Morgan Freeman says, “Acting is reacting in my book.”
That’s really what it is.
We hear someone say something to us under different circumstances and it makes us react. We cry. We lose our shit. We laugh. We express feeling. We follow an instinct.
Sometimes our reactions-when they aren’t planned and controlled-are surprising to us. The incredible honesty that being in the moment creates, triggers us in unexpected and very human ways.
This is where we want to go in our work. Always.
But it can also generate a conundrum. React without thinking in our work. And yet as we evolve, stop reacting mindlessly in our lives.
Acting isn’t asking us to be messes emotionally in our lives. It’s actually healing us into working through sticky areas we may have never faced before. Dealing with pain. Learning how to express authentic feeling. Standing up for ourselves. Communicating honestly. Owning our power.
These things can’t be achieved when we live in chaos. Acting doesn’t support that kind of disconnect (or rather, it can), but in the kind of breakthroughs we want to achieve in our lives, acting is the catalyst to become more present with our feelings in a very active, cathartic way.
The challenge is that as we become more mindful in our own lives of how we treat ourselves and others, what we demand for ourselves and what we no longer want to put up with, it oftentimes can make us feel as if we should be inhibiting certain reactions in our work.
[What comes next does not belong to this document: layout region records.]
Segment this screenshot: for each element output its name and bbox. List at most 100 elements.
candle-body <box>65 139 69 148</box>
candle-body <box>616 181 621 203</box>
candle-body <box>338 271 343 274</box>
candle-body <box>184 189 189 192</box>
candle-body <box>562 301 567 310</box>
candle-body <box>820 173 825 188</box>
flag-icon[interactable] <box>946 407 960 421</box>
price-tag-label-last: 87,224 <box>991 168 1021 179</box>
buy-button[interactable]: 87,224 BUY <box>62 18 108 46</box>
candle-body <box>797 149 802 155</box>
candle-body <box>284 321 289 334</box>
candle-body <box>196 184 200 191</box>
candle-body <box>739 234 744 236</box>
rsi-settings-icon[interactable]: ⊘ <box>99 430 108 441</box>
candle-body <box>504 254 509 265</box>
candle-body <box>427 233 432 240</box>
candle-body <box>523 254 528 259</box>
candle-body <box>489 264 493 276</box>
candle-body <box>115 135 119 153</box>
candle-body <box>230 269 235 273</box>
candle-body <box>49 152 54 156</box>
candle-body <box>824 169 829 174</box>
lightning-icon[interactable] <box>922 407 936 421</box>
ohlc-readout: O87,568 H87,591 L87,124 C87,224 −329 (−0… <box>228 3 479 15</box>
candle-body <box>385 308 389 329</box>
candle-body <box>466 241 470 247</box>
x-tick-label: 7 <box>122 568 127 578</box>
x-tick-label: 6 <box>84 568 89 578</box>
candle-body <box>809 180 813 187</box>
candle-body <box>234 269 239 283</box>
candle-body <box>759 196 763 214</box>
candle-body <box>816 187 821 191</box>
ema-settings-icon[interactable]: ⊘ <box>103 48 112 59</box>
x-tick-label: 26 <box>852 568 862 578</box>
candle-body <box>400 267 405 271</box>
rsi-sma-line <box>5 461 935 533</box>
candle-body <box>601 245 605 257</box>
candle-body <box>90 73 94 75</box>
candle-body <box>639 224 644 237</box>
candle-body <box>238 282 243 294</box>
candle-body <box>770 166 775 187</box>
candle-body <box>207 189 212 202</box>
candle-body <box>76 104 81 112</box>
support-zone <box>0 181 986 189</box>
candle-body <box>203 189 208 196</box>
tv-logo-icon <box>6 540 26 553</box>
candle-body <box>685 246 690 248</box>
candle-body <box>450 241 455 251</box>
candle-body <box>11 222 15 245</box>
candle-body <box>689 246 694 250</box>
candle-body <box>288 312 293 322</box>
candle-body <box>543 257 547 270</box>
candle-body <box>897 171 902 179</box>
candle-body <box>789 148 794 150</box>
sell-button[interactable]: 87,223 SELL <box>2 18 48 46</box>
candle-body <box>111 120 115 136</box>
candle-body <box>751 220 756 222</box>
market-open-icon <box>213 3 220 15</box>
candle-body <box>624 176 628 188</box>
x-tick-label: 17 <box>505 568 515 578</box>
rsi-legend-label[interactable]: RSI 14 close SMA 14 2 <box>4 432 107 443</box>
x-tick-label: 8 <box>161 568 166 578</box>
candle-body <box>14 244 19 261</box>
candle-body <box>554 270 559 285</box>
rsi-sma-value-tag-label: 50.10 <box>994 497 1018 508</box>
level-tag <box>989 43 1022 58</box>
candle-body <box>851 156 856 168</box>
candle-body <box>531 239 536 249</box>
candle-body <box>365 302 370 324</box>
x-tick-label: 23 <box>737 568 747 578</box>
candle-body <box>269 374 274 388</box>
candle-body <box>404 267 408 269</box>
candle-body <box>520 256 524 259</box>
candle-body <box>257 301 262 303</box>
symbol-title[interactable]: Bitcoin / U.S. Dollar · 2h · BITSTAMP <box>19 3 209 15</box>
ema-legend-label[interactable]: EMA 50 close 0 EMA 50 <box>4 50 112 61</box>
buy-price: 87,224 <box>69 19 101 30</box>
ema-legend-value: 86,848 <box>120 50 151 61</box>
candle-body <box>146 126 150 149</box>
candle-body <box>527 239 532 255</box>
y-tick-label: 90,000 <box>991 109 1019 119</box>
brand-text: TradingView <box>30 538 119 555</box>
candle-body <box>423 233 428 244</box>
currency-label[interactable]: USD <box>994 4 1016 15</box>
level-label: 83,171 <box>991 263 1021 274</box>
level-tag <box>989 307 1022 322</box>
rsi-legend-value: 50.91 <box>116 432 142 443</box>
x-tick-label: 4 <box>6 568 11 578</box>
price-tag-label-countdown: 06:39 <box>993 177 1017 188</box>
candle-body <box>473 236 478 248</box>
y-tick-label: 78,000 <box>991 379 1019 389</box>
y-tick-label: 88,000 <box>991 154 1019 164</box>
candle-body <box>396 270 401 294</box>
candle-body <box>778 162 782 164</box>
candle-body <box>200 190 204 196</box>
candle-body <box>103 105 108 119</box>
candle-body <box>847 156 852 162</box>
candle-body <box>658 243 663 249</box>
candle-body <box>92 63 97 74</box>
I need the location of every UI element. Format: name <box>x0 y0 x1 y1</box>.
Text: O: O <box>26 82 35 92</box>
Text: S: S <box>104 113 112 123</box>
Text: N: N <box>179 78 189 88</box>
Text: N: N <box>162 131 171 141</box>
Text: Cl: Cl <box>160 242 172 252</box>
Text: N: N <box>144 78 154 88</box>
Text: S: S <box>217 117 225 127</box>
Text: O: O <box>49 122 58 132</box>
Don’t. The actual reacting to things without a censor is also what simultaneously gives us insight into how we can make healthier choices in our own lives. And even though we’re on the road then to becoming enlightened Buddhas, it doesn’t mean we won’t backslide in our own lives.
We will.
You’ll see someone on the street you had a bad run-in with five years ago. You’ll both pretend you don’t see each other. Or you’ll cross to the other side just to avoid him. You’re at the gym and run into someone else you don’t want to see. Eeeeek. You’ll pretend to be on your cell phone. Events like these will demonstrate to us where we’re still stuck.
If connection is what we’re all after, it’s not just sweet, fun, flirty connection. It’s also connection that’s forged through awkwardness and hurt feelings and forgiveness and letting go. It’s created by creating healing with someone or reaching out even though it would be easier to ignore the person. Connection is really about allowing ourselves to be fully expressed even in situations that, at the surface, seem to be about mis-connection.
Icky, weird, awful, confusing, sad, and painful are also experiences of connection just as deep as uplifting, joyful, intimate, loving, creative, and passionate.
Just like in our acting, they’re all, ultimately, reactions-to a moment, a person, a situation, ourselves.
Allow yourself to do more of that in your acting and your life, while at the same time, you’ll be able to become more aware of how you’ve evolved past habituated reactions in life so that you can choose to react differently.
And isn’t that what life is all about? Choosing to react differently to things that we have no control over? That leads to a healthier, happier, more productive, and paradoxically, less reactive life.